Monday, January 21, 2013

1256. Hamster with a popped out eyeball


Date:   23 January, 2013  

Focus: Small animals - dogs, cats, hamsters, guinea pigs & rabbits
The hamster has a popped out eyeball 
Dr Sing Kong Yuen, BVMS (Glasgow), MRCVS
Date:   23 January, 2013 
Be Kind To Pets
Veterinary Education
Project 2010-0129

1256. Hamster with a popped out eyeball

Jan 22, 2013

"She is going to die," the young lady wiped her tears as her 2-year-old female dwarf hamster was sleepy unlike others. The hamster just would not move when held on the palm of her hands. She took her out several times and this would stress out the sleepy hamster which had not eaten and drunk water in the past 2 days and was in great pain.

"Two days ago, the right eyeball just popped out," she said. "Before that there was a white spot in her right eye. I thought it was a cataract."

The hamster's shoulder skin stood up when pulled indicating severe dehydration. The protruded eyeball must be very painful as the hamster can't talk. She just sat still most of the time. The owner was quoted $400 by another vet to do surgery. "I don't have that much money," the student said. "Normally I charge $100-$250" for hamster surgery depending on how complicated it is and the time it takes.

Eyeball prolapse
After eyeball removal

"What are you injecting?" Dr Daniel saw me preparing a small injection of 0.05 ml in a 1-ml syringe and thought I was overdosing this hamster. "It is dextrose saline as he is so lethargic and weak."

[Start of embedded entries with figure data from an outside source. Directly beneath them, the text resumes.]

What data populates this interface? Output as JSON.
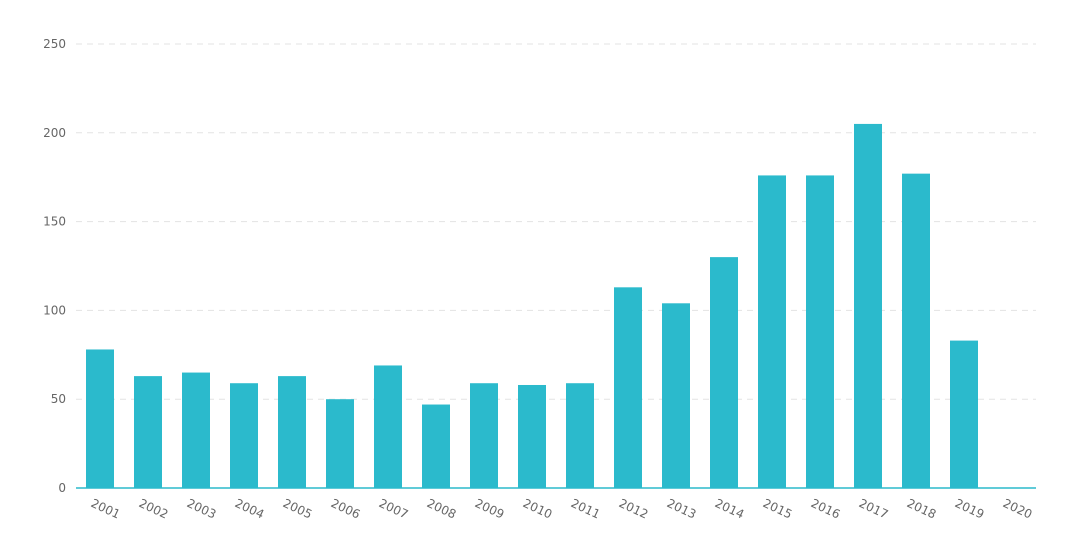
{
  "chart_data": {
    "type": "bar",
    "categories": [
      "2001",
      "2002",
      "2003",
      "2004",
      "2005",
      "2006",
      "2007",
      "2008",
      "2009",
      "2010",
      "2011",
      "2012",
      "2013",
      "2014",
      "2015",
      "2016",
      "2017",
      "2018",
      "2019",
      "2020"
    ],
    "values": [
      78,
      63,
      65,
      59,
      63,
      50,
      69,
      47,
      59,
      58,
      59,
      113,
      104,
      130,
      176,
      176,
      205,
      177,
      83,
      0
    ],
    "ylim": [
      0,
      250
    ],
    "yticks": [
      0,
      50,
      100,
      150,
      200,
      250
    ],
    "xlabel": "",
    "ylabel": "",
    "title": "",
    "grid": "horizontal dashed",
    "x_tick_rotation": "rotated clockwise",
    "colors": {
      "bar": "#2bbacc",
      "grid": "#e3e3e3",
      "axis": "#2bbacc",
      "tick_text": "#666666"
    }
  }
}
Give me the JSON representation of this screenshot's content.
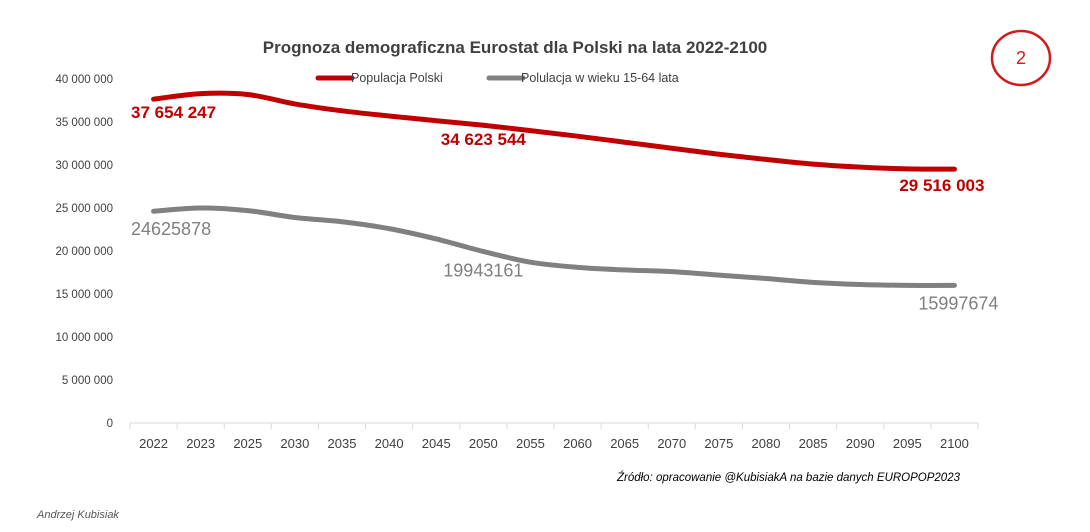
{
  "badge": {
    "label": "2",
    "color": "#d21b1b"
  },
  "source_note": "Źródło: opracowanie @KubisiakA na bazie danych EUROPOP2023",
  "author": "Andrzej Kubisiak",
  "chart_data": {
    "type": "line",
    "title": "Prognoza demograficzna Eurostat dla Polski na lata 2022-2100",
    "categories": [
      "2022",
      "2023",
      "2025",
      "2030",
      "2035",
      "2040",
      "2045",
      "2050",
      "2055",
      "2060",
      "2065",
      "2070",
      "2075",
      "2080",
      "2085",
      "2090",
      "2095",
      "2100"
    ],
    "ylim": [
      0,
      40000000
    ],
    "yticks": [
      0,
      5000000,
      10000000,
      15000000,
      20000000,
      25000000,
      30000000,
      35000000,
      40000000
    ],
    "ytick_labels": [
      "0",
      "5 000 000",
      "10 000 000",
      "15 000 000",
      "20 000 000",
      "25 000 000",
      "30 000 000",
      "35 000 000",
      "40 000 000"
    ],
    "legend_position": "top",
    "grid": false,
    "series": [
      {
        "name": "Populacja Polski",
        "color": "#c00000",
        "values": [
          37654247,
          38300000,
          38200000,
          37100000,
          36300000,
          35700000,
          35150000,
          34623544,
          34000000,
          33350000,
          32650000,
          31950000,
          31250000,
          30650000,
          30100000,
          29750000,
          29550000,
          29516003
        ],
        "data_labels": [
          {
            "index": 0,
            "text": "37 654 247"
          },
          {
            "index": 7,
            "text": "34 623 544"
          },
          {
            "index": 17,
            "text": "29 516 003"
          }
        ]
      },
      {
        "name": "Polulacja w wieku 15-64 lata",
        "color": "#808080",
        "values": [
          24625878,
          25000000,
          24700000,
          23900000,
          23400000,
          22600000,
          21400000,
          19943161,
          18700000,
          18100000,
          17800000,
          17600000,
          17200000,
          16800000,
          16350000,
          16100000,
          16000000,
          15997674
        ],
        "data_labels": [
          {
            "index": 0,
            "text": "24625878"
          },
          {
            "index": 7,
            "text": "19943161"
          },
          {
            "index": 17,
            "text": "15997674"
          }
        ]
      }
    ]
  }
}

"This is a very sick hamster," I said to Dr Daniel when we discussed anaesthesia. He proposed 1 drop of Zoletil IM. "The safest is just isoflurane gas," I said. "The vet needs to be very observant as it is hard to tell when the hamster is fully anaesthesized.

We put the hamster inside a plastic container infused with 5% isoflurane gas. "Count up to 10 and take out. Repeat," I said. Dr Daniel did say 1,2,3...10!" once. The dosage was not enough. He tried again. "Use the mask," I said. But the mask was not effective as it was too big. OK for the baby rabbit.

Basically enucleation of the eyeball is similar to that for the dog. I incise 4 mm on the lateral canthus. Then I clamp the base of the eyeball with forceps. The normal eyeball suddenly popped out and the hamster squeaked. I ceased the procedure and gave the hamster more case. I scrutinised the hamster inside the plastic container. Once he could not move, I quickly took him out within a second. Clamped the eyeball, excised the base with scalpel. Unlike the dog, it was not possible to ligate the optic stalk and blood vessels. Profuse bleeding. I swabbed. Then I cut off the upper and lower eyelids to create two wounds which I sutured with 6/0. The hamster wriggled and I stitched fast 3 interrupted sutures.

"Hold on to his front paws, the scruff of his neck," I said to him. The dwarf hamster is so small that there is no space for both of us. Finally, I sutured the eyelids. It was too cramped for the intern to take a video of the surgery. However she videoed 30 minutes post op and the hamster was busy cleaning himself. Surprisingly, the hamster became much more energetic after removal of the eyeball. It would be attribute to removal of pain and the dextrose saline. So, the owner was glad to see him as she took him home in the afternoon.

Today Tuesday, Jan 22, 2013,  I phoned the young lady. She was most happy. "The hamster drinks a lot," she said. "She is much more alive." It was good news.

1 day after surgery follow up. Hamster was OK.
3 days after surgery, no complaints from the owner. No news is good news in such cases.